Publisher's Weekly (starred review)
"It is a world that inhabitants dub 'tiny,' but its role in their lives is large. In the online community of LambdaMOO, Netizens occupy virtual living rooms and hot tubs, form close friendships and make mortal enemies, trade witticisms and discuss their lives for as many as 70 hours per week. Dibbell's account of this group is similarly large and ambitious. He eschews cliché and, in rich and active prose, frames a world that raises new questions by blurring the line not only between cyberspace and real space but between speech and action, intimacy and distance. ... Dibbell has written a sprawling, dazzling book, accessible to the least initiated and full of insights for the most wizened. ... Dibbell's insight, intelligence, and emotional depth make his interpretation one to behold and savor."

Anthony Brandt, Men's Journal
"A brilliantly original collection of cyber-stories. ... Dibbell followed up on a rape that didn't 'really' happen because it took place in an MUD, a computerized multi-user dimension meant to simulate and alternate society. This particular MUD, LambdaMOO, had for its users all the force of reality, and the virtual crime threw their visible but imaginary world into emotional chaos. The book is well worth seeking out: It's a fascinating read, wonderfully compelling and rather scary."

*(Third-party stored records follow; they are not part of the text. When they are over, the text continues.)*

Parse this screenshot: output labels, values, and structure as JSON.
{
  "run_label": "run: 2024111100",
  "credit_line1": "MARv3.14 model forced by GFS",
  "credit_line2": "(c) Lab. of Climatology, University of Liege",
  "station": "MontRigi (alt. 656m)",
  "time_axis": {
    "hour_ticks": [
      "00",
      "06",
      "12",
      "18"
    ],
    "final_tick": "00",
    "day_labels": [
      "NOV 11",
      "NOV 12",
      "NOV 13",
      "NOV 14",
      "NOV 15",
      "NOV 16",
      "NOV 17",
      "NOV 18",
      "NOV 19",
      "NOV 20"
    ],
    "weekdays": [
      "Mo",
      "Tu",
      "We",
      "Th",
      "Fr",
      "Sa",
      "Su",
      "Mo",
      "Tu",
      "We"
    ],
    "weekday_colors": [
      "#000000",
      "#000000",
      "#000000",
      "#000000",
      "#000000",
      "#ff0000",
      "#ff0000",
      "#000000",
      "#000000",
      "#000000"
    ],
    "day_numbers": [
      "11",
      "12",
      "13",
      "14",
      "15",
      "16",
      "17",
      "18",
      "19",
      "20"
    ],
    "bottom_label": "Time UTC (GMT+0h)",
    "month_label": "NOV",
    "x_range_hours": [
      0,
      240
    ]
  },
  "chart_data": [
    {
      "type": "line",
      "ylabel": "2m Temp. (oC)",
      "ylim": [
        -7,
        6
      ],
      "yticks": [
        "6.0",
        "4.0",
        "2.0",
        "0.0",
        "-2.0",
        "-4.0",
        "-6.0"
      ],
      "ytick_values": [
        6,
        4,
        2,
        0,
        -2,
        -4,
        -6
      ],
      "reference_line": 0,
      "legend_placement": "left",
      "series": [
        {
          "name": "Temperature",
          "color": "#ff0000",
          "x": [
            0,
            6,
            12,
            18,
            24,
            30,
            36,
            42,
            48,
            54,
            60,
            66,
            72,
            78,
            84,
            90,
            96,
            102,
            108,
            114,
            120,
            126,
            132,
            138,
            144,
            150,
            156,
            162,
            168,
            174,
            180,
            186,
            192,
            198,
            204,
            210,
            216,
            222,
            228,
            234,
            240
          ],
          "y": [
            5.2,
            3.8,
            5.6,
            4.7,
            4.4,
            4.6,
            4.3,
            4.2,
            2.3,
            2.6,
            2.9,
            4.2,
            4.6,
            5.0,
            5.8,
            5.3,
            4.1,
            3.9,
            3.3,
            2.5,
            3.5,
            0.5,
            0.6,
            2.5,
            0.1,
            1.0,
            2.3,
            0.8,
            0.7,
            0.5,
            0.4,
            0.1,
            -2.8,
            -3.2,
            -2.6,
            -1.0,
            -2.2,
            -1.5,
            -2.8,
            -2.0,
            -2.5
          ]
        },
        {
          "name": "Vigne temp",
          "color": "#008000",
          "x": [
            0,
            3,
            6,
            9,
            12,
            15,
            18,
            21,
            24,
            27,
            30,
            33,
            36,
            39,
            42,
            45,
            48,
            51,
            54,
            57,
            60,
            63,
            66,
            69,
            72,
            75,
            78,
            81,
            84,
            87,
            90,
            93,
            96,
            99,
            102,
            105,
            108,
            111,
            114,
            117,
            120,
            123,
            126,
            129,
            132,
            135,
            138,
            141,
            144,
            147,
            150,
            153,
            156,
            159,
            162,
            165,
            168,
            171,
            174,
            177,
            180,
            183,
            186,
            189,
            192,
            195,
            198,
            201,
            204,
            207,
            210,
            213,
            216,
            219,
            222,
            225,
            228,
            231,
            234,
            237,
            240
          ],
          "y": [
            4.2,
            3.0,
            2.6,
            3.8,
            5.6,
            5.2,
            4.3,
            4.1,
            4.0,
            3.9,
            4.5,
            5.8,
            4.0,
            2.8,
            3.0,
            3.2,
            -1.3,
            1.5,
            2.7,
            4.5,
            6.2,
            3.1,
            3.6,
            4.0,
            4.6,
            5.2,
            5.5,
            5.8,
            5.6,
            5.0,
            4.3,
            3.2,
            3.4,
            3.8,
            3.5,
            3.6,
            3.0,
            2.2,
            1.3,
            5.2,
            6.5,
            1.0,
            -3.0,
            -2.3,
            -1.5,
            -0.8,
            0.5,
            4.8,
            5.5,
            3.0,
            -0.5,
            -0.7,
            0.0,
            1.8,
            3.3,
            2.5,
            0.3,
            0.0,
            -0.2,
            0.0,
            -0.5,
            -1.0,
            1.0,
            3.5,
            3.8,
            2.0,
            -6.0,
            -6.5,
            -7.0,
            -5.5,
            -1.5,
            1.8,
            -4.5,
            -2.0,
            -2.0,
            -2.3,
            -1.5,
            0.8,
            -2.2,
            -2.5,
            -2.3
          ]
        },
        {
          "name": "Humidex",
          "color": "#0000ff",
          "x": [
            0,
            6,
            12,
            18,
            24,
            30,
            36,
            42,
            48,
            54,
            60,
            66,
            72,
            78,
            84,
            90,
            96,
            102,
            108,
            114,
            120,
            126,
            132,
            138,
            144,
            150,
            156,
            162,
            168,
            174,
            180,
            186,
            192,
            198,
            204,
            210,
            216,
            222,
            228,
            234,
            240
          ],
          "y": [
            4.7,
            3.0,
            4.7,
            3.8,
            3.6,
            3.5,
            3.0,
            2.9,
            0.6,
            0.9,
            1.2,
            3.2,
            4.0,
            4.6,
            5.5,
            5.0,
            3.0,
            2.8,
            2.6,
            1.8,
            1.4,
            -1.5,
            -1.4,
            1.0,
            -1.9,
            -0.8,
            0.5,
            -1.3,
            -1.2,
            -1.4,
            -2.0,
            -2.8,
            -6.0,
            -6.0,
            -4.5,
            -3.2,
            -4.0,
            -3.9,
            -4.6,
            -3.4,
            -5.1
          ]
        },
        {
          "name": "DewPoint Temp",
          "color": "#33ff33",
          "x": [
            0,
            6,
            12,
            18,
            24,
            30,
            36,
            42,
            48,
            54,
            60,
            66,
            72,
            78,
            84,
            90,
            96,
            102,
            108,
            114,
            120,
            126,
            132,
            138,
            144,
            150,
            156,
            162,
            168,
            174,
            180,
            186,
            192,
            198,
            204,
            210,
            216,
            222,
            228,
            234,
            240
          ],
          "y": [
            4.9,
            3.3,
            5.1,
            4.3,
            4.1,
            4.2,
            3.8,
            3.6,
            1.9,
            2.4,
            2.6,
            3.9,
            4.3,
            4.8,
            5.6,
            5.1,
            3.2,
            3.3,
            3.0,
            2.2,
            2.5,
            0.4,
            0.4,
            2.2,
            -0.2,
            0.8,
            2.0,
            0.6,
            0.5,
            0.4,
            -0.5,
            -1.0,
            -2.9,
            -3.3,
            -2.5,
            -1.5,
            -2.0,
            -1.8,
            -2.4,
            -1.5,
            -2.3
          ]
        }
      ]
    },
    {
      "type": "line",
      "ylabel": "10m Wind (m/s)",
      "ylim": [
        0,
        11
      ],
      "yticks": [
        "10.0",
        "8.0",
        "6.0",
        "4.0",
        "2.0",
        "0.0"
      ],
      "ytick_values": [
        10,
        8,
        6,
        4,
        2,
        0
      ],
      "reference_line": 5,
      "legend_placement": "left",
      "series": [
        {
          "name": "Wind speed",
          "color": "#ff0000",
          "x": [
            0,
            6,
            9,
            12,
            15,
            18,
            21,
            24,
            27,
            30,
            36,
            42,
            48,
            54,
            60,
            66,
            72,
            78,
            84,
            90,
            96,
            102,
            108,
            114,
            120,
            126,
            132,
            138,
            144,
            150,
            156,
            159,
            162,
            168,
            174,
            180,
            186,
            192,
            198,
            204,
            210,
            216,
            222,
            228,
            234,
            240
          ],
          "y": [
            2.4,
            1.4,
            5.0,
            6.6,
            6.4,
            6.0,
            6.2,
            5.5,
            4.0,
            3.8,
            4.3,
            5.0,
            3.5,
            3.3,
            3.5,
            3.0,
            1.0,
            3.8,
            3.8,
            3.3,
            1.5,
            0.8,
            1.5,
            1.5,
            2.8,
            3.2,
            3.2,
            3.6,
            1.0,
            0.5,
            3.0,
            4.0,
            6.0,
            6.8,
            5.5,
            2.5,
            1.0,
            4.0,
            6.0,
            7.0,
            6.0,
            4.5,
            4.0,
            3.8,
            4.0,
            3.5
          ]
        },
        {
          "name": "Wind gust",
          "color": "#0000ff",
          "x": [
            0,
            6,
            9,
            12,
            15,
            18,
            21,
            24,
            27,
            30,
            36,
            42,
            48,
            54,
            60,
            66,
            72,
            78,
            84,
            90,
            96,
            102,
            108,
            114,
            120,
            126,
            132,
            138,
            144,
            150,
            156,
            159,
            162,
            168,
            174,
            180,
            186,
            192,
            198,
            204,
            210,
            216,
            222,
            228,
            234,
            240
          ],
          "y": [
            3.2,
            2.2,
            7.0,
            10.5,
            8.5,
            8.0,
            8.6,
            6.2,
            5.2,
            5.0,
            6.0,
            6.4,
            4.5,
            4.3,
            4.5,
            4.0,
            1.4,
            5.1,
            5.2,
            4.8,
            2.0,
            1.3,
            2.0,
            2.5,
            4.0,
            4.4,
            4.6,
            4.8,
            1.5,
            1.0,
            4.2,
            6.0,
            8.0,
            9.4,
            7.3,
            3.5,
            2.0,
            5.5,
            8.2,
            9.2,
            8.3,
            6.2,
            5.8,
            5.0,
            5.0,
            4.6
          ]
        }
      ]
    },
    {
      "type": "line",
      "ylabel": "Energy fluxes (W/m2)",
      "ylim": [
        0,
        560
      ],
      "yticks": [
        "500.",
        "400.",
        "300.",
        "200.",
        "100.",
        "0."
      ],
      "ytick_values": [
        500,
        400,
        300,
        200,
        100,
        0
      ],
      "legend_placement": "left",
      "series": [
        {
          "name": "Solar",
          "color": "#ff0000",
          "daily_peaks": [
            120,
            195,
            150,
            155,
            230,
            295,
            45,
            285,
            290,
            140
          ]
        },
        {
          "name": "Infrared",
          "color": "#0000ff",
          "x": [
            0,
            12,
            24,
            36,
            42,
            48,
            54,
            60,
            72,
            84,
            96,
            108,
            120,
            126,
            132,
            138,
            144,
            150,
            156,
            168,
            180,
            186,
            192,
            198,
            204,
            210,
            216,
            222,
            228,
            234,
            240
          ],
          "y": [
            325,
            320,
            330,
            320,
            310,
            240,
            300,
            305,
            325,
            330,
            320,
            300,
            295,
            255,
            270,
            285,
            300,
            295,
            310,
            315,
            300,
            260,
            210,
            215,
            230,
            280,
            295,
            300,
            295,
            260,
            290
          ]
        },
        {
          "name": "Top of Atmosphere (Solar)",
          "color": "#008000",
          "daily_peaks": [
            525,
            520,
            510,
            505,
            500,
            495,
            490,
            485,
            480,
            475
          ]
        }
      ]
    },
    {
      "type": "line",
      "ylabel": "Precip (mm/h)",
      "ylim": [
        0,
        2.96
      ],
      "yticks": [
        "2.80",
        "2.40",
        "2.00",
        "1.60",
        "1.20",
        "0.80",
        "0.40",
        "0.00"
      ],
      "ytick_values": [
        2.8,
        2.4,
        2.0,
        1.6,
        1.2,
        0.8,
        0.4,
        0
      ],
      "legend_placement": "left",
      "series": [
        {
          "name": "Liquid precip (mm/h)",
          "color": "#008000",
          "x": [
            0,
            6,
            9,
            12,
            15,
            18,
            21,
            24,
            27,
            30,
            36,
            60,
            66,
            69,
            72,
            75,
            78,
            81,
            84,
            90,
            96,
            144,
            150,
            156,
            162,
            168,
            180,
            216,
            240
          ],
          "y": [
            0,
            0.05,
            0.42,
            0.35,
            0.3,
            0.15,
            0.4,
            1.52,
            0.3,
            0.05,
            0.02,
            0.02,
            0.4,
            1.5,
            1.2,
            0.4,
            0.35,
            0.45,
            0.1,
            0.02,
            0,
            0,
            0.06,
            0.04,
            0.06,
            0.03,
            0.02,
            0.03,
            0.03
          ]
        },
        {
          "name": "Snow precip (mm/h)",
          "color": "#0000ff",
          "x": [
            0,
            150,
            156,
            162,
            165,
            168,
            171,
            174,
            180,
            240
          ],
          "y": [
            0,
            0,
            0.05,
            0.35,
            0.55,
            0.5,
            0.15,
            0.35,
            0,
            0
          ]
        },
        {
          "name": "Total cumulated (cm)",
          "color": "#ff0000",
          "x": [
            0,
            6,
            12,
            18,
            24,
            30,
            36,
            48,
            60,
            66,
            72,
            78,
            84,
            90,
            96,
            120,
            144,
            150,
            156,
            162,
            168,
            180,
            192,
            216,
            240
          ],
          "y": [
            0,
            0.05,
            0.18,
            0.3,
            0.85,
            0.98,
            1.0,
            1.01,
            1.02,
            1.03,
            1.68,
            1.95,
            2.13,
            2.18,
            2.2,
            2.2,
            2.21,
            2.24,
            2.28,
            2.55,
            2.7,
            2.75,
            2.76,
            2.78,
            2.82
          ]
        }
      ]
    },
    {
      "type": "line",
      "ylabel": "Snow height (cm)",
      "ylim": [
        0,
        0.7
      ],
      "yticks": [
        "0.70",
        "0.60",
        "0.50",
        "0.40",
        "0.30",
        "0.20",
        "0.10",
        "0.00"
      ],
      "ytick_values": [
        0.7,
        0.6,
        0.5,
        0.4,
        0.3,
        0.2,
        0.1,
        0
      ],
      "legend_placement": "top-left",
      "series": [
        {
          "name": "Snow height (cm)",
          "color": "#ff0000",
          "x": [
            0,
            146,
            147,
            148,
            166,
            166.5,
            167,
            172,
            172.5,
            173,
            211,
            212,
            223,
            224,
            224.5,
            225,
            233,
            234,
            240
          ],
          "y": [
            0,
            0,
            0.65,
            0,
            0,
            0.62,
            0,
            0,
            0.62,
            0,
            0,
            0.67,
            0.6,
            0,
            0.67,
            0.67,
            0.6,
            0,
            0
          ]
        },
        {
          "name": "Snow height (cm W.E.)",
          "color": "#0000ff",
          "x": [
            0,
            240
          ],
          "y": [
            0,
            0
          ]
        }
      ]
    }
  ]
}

Hillary Rosner, The Village Voice
"Dibbell ... spins a fascinating tale about love and hate, collusion and disenfranchisement, democracy and morality out of relationships rendered in words and bytes."

Andrew Ross
Author of Strange Weather: Culture, Science, and Technology in the Age of Limits
"This is a classic travelogue of virtual life, written with a blue-sky honesty that guides neophytes and old hands through the treacherous geography of cyberspace. In that Fifth Element between words and deeds, Dibbell explores a realm where the rules of intercourse and governance can never be taken for granted, and where the ghostly characters that inhabit MOO rooms are fleshed out with the difficult passion of online chat."

Lawrence Lessig
Harvard Law School
"Dibbell's story is why I teach cyberlaw."

Kit Reed
Author of Weird Women, Wired Women
"Brilliant, exciting, and funny ... the inside story of a sprawling online community and the remarkable things people do when they think nobody can see them. Dibbell is an elegant writer -- our hot link to the intricacies of cyberlife."

Sherry Turkle
Author of The Second Self: Computers and the Human Spirit and Life on the Screen: Identity in the Age of the Internet
"Dibbell takes the evocative nature of online life as a provocation to reflect on the many psychological, philosophical, and political issues that are raised ... we owe our appreciation to Dibbell for sharing his honest and intelligent reflections with us. A must-read."

Stacy Horn
Author of Cyberville: Clicks, Culture, and the Creation of an Online Town
"My Tiny Life is the first book I've read that truly conveys the reality and heart of a virtual society. Dibbell takes one period in time in the evolution of online society, looks at it hard, then brings it to striking, illuminating life."

Mark Dery
Author of Escape Velocity: Cyberculture at the End of the Century
"With easy eloquence and self-deprecating wit ... My Tiny Life establishes Julian Dibbell as the matchless master of that emerging genre, the cyberspace memoir."